# Is it possible to combine two sequential rotations about different points into one rotation about a point?

I need to perform two sequential rotations, about different points, by different angles.

Call the initial point $$A$$, and the final solution after the two rotations $$A'$$.

Call the two centers of rotation $$C_1$$ and $$C_2$$.

Call the two angles $$\theta_1$$ and $$\theta_2$$.

Is there a way to calculate a new center of rotation $$C_3$$ and angle $$\theta_3$$ that will rotate $$A$$ to $$A'$$ in one operation?

I know I can perform the operations sequentially using translation and rotation matrices, but I have to perform these calculations many, many times, using the same $$C_1$$, $$C_2$$, $$\theta_1$$ and $$\theta_2$$, so it would roughly cut my time in half if I could find $$C_3$$ and $$\theta_3$$ first.

EDIT:

I've just realized that $$C_3$$ and $$\theta_3$$ will be dependent on the specific starting point, thus I'd have to re-calculate $$C_3$$ and $$\theta_3$$ for every point I want to do the rotations on, and the extra calculations may mean that there is no benefit to doing this over just doing the sequential matrix calculations... Anyway, if anyone knows any shortcuts, given my question above, please let me know. Thanks.

• IN which dimension do you consider the problem? Is it on $\mathbb R^2$ oder $\mathbb R^n$ for $n\geq 3$? – Mundron Schmidt Jan 30 at 18:06

Use homogeneous coordinates, then you get 4x4 matrices combining rotation and translation: $$M = R_2TR_1$$ Where $$R_1, R_2$$ are your rotation matrices and $$T$$ is your translation matrix. The rotation matrices are the usual rotation matrices apart from the last column and row (4x4) which have $$0$$ everywhere except at $$a_{4,4}$$. The translation matrix is the 4x4 identity with the last column being the translation $$(a_{1,1}, a_{2,1}, a_{3,1})$$. Multiplying the matrices will yield the matrix $$M$$ which has the rotation you need in the 3x3 part and the translation in the last column. Your vector should be extended to a $$4D$$ vector with $$1$$ as last element before multiplying. If your case is $$2D$$ then it's similar just with 2x2 rotation part, and last column with 2 translation elements.

In your case, the result of doing both rotations (assuming the angles $$\theta_1,\theta_2$$ have a sign respective to a chosen orientation, and setting $$\theta_3 = \theta_1+\theta_2$$) will be

a) a rotation about a point $$C_3$$ with the angle $$\theta_3$$, if $$\theta_3 \neq 0°$$

b) a translation if $$\theta_3 = 0°$$

Unlike your EDIT says, this is true for all starting points $$A$$, that means $$C_3$$ is always the same in case a).
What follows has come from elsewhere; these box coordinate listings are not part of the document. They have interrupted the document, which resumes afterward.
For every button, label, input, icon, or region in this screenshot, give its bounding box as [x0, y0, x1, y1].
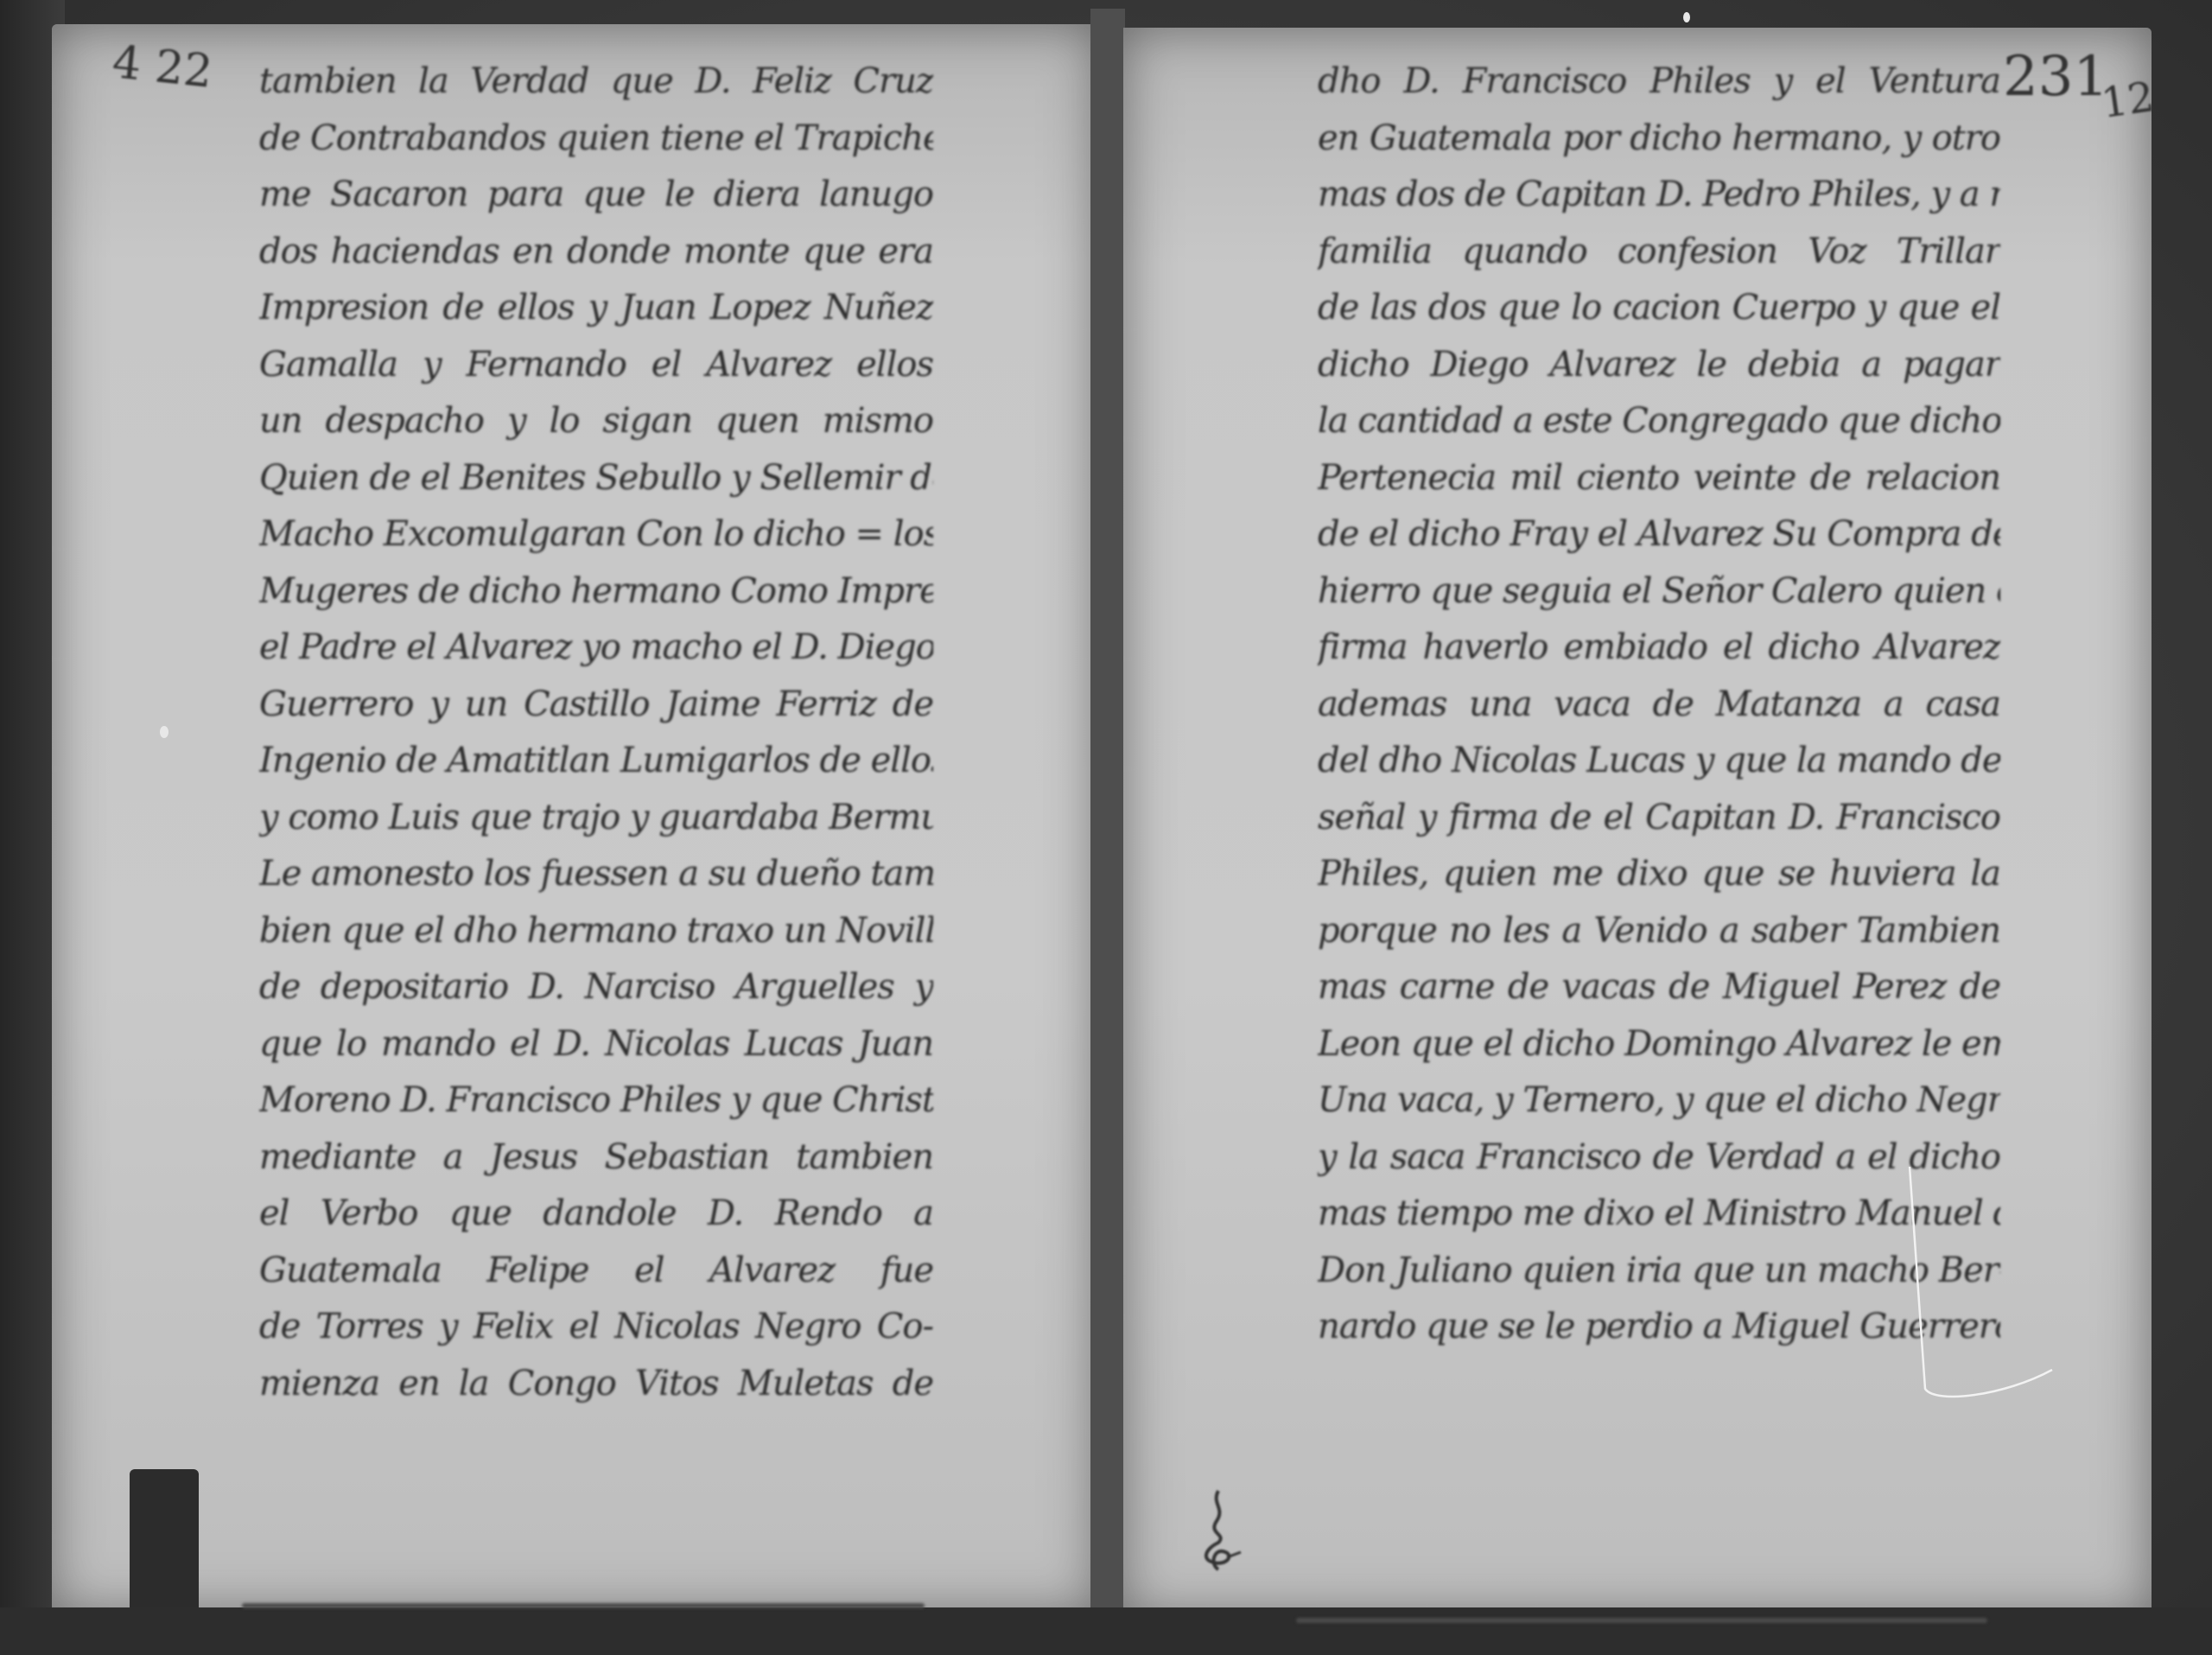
- manuscript-line: Guerrero y un Castillo Jaime Ferriz de: [259, 677, 933, 734]
- right-folio-number: 231: [2003, 45, 2108, 109]
- manuscript-line: de el dicho Fray el Alvarez Su Compra de: [1318, 506, 2000, 563]
- microfilm-frame: 4 22 231 12 tambien la Verdad que D. Fel…: [0, 0, 2212, 1655]
- book-gutter: [1090, 9, 1125, 1625]
- manuscript-line: la cantidad a este Congregado que dicho: [1318, 393, 2000, 450]
- manuscript-line: Macho Excomulgaran Con lo dicho = los: [259, 506, 933, 563]
- right-page-text: dho D. Francisco Philes y el Ventura en …: [1318, 54, 2000, 1356]
- manuscript-line: Ingenio de Amatitlan Lumigarlos de ellos: [259, 733, 933, 790]
- manuscript-line: de Contrabandos quien tiene el Trapiche: [259, 111, 933, 168]
- manuscript-line: un despacho y lo sigan quen mismo: [259, 393, 933, 450]
- bottom-frame-shadow: [0, 1607, 2212, 1655]
- manuscript-line: mienza en la Congo Vitos Muletas de: [259, 1356, 933, 1413]
- manuscript-line: ademas una vaca de Matanza a casa: [1318, 677, 2000, 734]
- manuscript-line: porque no les a Venido a saber Tambien: [1318, 903, 2000, 960]
- closing-rule-line: [242, 1603, 925, 1608]
- manuscript-line: familia quando confesion Voz Trillar: [1318, 224, 2000, 281]
- film-speck: [160, 726, 168, 738]
- manuscript-line: de depositario D. Narciso Arguelles y: [259, 959, 933, 1016]
- manuscript-line: señal y firma de el Capitan D. Francisco: [1318, 790, 2000, 847]
- manuscript-line: Le amonesto los fuessen a su dueño tam: [259, 846, 933, 903]
- manuscript-line: Moreno D. Francisco Philes y que Christo: [259, 1073, 933, 1130]
- manuscript-line: Pertenecia mil ciento veinte de relacion: [1318, 450, 2000, 507]
- manuscript-line: Quien de el Benites Sebullo y Sellemir d…: [259, 450, 933, 507]
- left-folio-annotation: 4 22: [110, 36, 214, 99]
- page-clip-shadow: [130, 1469, 199, 1625]
- manuscript-line: dos haciendas en donde monte que era: [259, 224, 933, 281]
- manuscript-line: en Guatemala por dicho hermano, y otro: [1318, 111, 2000, 168]
- manuscript-line: Mugeres de dicho hermano Como Impresa: [259, 563, 933, 621]
- closing-rule-line: [1296, 1618, 1987, 1623]
- manuscript-line: y como Luis que trajo y guardaba Bermude…: [259, 790, 933, 847]
- left-page-text: tambien la Verdad que D. Feliz Cruz de C…: [259, 54, 933, 1412]
- manuscript-line: bien que el dho hermano traxo un Novillo: [259, 903, 933, 960]
- manuscript-line: hierro que seguia el Señor Calero quien …: [1318, 563, 2000, 621]
- manuscript-line: tambien la Verdad que D. Feliz Cruz: [259, 54, 933, 111]
- manuscript-line: mas carne de vacas de Miguel Perez de: [1318, 959, 2000, 1016]
- manuscript-line: firma haverlo embiado el dicho Alvarez: [1318, 620, 2000, 677]
- manuscript-line: me Sacaron para que le diera lanugo: [259, 167, 933, 224]
- manuscript-line: que lo mando el D. Nicolas Lucas Juan: [259, 1016, 933, 1073]
- film-scratch: [1884, 1162, 2056, 1404]
- manuscript-line: del dho Nicolas Lucas y que la mando de: [1318, 733, 2000, 790]
- right-folio-mark: 12: [2098, 73, 2157, 128]
- film-speck: [1683, 12, 1690, 22]
- manuscript-line: de Torres y Felix el Nicolas Negro Co-: [259, 1299, 933, 1356]
- manuscript-line: dho D. Francisco Philes y el Ventura: [1318, 54, 2000, 111]
- manuscript-line: el Padre el Alvarez yo macho el D. Diego: [259, 620, 933, 677]
- manuscript-line: dicho Diego Alvarez le debia a pagar: [1318, 337, 2000, 394]
- manuscript-line: Leon que el dicho Domingo Alvarez le emb…: [1318, 1016, 2000, 1073]
- manuscript-line: Impresion de ellos y Juan Lopez Nuñez: [259, 280, 933, 337]
- rubric-flourish-icon: [1192, 1486, 1244, 1573]
- manuscript-line: Guatemala Felipe el Alvarez fue: [259, 1243, 933, 1300]
- manuscript-line: Philes, quien me dixo que se huviera la: [1318, 846, 2000, 903]
- manuscript-line: Una vaca, y Ternero, y que el dicho Negr…: [1318, 1073, 2000, 1130]
- manuscript-line: Gamalla y Fernando el Alvarez ellos: [259, 337, 933, 394]
- manuscript-line: el Verbo que dandole D. Rendo a: [259, 1186, 933, 1243]
- manuscript-line: de las dos que lo cacion Cuerpo y que el: [1318, 280, 2000, 337]
- manuscript-line: mediante a Jesus Sebastian tambien: [259, 1130, 933, 1187]
- manuscript-line: mas dos de Capitan D. Pedro Philes, y a …: [1318, 167, 2000, 224]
In order to find out how best to do it, I'd suggest going the route of matrices, as you indicated in the posting.

Each rotation $$R$$ can be described as $$R(x) = Mx+b$$, where $$x$$ is the original point, $$R(x)$$ is the image of $$x$$ under $$R$$. $$M$$ is the rotation matrix and $$b$$ a translational part that comes from the fact that you don't usually rotate around the origin. You can get $$b$$ easily when you consider another form of the transformation

$$R(x)=M(x-c)+c$$

where $$c$$ are the coordinates of the center of rotation ($$C_1,C_2$$ in this case).

We can combine the 2 rotations $$R_1, R_2$$ now:

$$R_2(R_1(x))=M_2(M_1x+b_1)+b_2 = (M_2M_1)x + (M_2b_1+b_2)$$

Once you have calculated $$M_1,b_1,M_2,b_2$$ you can use the above formula to calculate $$M_{1+2}=M_2M_1$$ and $$b_{1+2}=M_2b_1+b_2$$. You can then use those values to calculate the image $$A'$$ as

$$a'=M_{1+2}a+b_{1+2}$$

The good thing about all of this is that you don't need to treat the cases a) and b) differently: $$M_3$$ will be rotation matrix in case a) and the identity matrix in case b).